Wait – adland - bear with me.
Elon should be a hero to planners because he has demonstrated to the world that advertising is a significantly harder endeavour than rocket science, automotive engineering, or brain surgery.
Whilst Musk’s solitary foray into the world of advertising has tanked the value of Twitter by 50%, it’s clear he finds those other fields easier; SpaceX is worth +£30bn vs last summer, Tesla’s shares grew 140% for the year, and Neuralink is worth $5bn, +$2bn vs 2021.
Musk’s failure to grasp how advertising works means Twitter is now in serious trouble. Advertisers have deserted, alternate revenue streams are paltry, and there is little left to cut. The goodwill Twitter enjoyed from advertisers has gone in the wake of Elon’s jaw-dropping “GFY” outburst.
Brands mostly cite Musk’s tweets and the downsizing of Twitter’s content moderation team as reasons for boycotting the platform – a relatively easy call to make as Twitter was always a supporting social channel. And as with all social media advertising boycotts, brands act in herds. 95% do what the rest are doing.
If Twitter can reverse the herd mentality, then there is a path back.
2024 will see UK & US presidential elections, the Olympics, Euros, and two ongoing major conflicts. These events will happen on Twitter because it remains the place where journalists break news first. And we can say that with reasonable certainty because it has seen off the launch of a copycat from its biggest rival (RIP Threads).
Twitter also has a broad answer to its misinformation and hate speech problem in “community notes” - arguably the fastest and most transparent solution any of the major social platforms have found to combat misinformation.

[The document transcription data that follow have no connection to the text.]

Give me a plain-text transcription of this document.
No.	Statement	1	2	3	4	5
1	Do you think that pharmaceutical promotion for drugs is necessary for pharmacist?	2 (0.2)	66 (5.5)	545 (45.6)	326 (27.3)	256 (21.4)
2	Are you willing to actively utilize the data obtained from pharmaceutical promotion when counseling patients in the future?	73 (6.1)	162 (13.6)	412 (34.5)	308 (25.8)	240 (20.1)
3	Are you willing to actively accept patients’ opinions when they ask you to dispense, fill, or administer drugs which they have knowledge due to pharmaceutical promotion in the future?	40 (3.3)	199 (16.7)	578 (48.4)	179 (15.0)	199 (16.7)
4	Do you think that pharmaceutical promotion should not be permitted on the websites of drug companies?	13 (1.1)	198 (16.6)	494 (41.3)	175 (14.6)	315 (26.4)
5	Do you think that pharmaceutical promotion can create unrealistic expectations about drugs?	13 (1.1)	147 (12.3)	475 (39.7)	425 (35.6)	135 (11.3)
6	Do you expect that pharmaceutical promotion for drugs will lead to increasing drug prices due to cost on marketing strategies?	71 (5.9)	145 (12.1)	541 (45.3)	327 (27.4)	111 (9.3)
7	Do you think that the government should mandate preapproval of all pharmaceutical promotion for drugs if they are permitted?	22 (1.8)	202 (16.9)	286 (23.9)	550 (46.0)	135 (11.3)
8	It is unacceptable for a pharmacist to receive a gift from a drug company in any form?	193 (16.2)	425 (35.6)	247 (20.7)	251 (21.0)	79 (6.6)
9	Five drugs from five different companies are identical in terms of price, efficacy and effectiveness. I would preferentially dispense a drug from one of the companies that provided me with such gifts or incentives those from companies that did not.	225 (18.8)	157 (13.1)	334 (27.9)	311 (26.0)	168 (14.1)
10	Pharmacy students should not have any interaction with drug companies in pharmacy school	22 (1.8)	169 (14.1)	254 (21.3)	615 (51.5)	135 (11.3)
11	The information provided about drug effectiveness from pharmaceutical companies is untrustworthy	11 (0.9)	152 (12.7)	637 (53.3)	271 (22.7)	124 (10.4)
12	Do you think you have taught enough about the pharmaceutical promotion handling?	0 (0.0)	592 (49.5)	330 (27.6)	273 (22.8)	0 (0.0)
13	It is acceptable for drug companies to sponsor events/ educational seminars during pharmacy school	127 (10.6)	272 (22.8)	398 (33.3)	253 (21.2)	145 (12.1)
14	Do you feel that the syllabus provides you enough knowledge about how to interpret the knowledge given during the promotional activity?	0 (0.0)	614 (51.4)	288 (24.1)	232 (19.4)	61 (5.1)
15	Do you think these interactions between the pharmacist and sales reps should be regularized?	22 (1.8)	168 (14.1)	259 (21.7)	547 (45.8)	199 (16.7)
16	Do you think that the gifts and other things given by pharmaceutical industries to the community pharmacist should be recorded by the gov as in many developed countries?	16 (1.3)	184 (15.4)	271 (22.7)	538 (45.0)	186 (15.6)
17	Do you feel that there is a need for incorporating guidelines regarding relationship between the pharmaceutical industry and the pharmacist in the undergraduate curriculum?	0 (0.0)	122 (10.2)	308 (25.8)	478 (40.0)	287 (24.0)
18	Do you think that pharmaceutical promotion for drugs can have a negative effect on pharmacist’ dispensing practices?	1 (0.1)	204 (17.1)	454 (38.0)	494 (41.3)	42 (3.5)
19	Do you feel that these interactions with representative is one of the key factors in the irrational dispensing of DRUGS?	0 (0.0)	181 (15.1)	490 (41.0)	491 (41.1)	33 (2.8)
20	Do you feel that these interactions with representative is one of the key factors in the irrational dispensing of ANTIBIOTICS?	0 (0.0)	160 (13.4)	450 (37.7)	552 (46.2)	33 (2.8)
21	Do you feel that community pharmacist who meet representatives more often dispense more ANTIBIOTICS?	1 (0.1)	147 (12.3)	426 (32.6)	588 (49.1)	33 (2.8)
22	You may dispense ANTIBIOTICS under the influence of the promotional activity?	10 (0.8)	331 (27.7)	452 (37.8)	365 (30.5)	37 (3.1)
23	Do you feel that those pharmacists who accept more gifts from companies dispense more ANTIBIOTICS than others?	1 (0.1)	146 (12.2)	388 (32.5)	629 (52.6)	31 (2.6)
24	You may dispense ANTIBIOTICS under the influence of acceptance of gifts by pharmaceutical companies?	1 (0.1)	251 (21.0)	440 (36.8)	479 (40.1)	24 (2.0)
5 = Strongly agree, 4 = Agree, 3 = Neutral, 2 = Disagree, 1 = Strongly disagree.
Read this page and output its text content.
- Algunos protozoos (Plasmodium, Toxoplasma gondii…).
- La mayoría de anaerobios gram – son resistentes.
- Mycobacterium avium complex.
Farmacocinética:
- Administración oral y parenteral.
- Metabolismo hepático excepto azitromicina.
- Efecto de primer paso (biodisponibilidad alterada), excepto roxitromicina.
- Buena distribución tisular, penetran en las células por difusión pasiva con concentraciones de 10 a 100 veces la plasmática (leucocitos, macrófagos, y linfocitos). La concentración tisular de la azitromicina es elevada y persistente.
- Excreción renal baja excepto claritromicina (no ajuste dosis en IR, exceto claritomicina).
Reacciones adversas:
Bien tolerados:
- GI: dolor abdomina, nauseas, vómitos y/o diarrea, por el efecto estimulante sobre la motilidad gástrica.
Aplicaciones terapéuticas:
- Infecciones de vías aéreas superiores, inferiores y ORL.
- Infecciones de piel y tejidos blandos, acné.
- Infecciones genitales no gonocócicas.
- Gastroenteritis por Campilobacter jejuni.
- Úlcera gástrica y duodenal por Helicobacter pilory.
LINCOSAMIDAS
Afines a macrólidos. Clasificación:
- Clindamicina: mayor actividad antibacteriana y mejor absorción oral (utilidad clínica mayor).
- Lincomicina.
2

But Musk himself is robbing Twitter of the chance to tell this story. Whilst he continues to tweet in the same style, nothing else will cut through to advertisers.
The safe bet is Twitter disappears with Musk blaming advertisers for killing it. But Linda Yaccarino, or whoever follows her, could change the narrative by removing or publicly refuting Musk’s tweets, maybe even temporarily suspending his account. Only a move this big and bold is likely to be noticed by advertisers.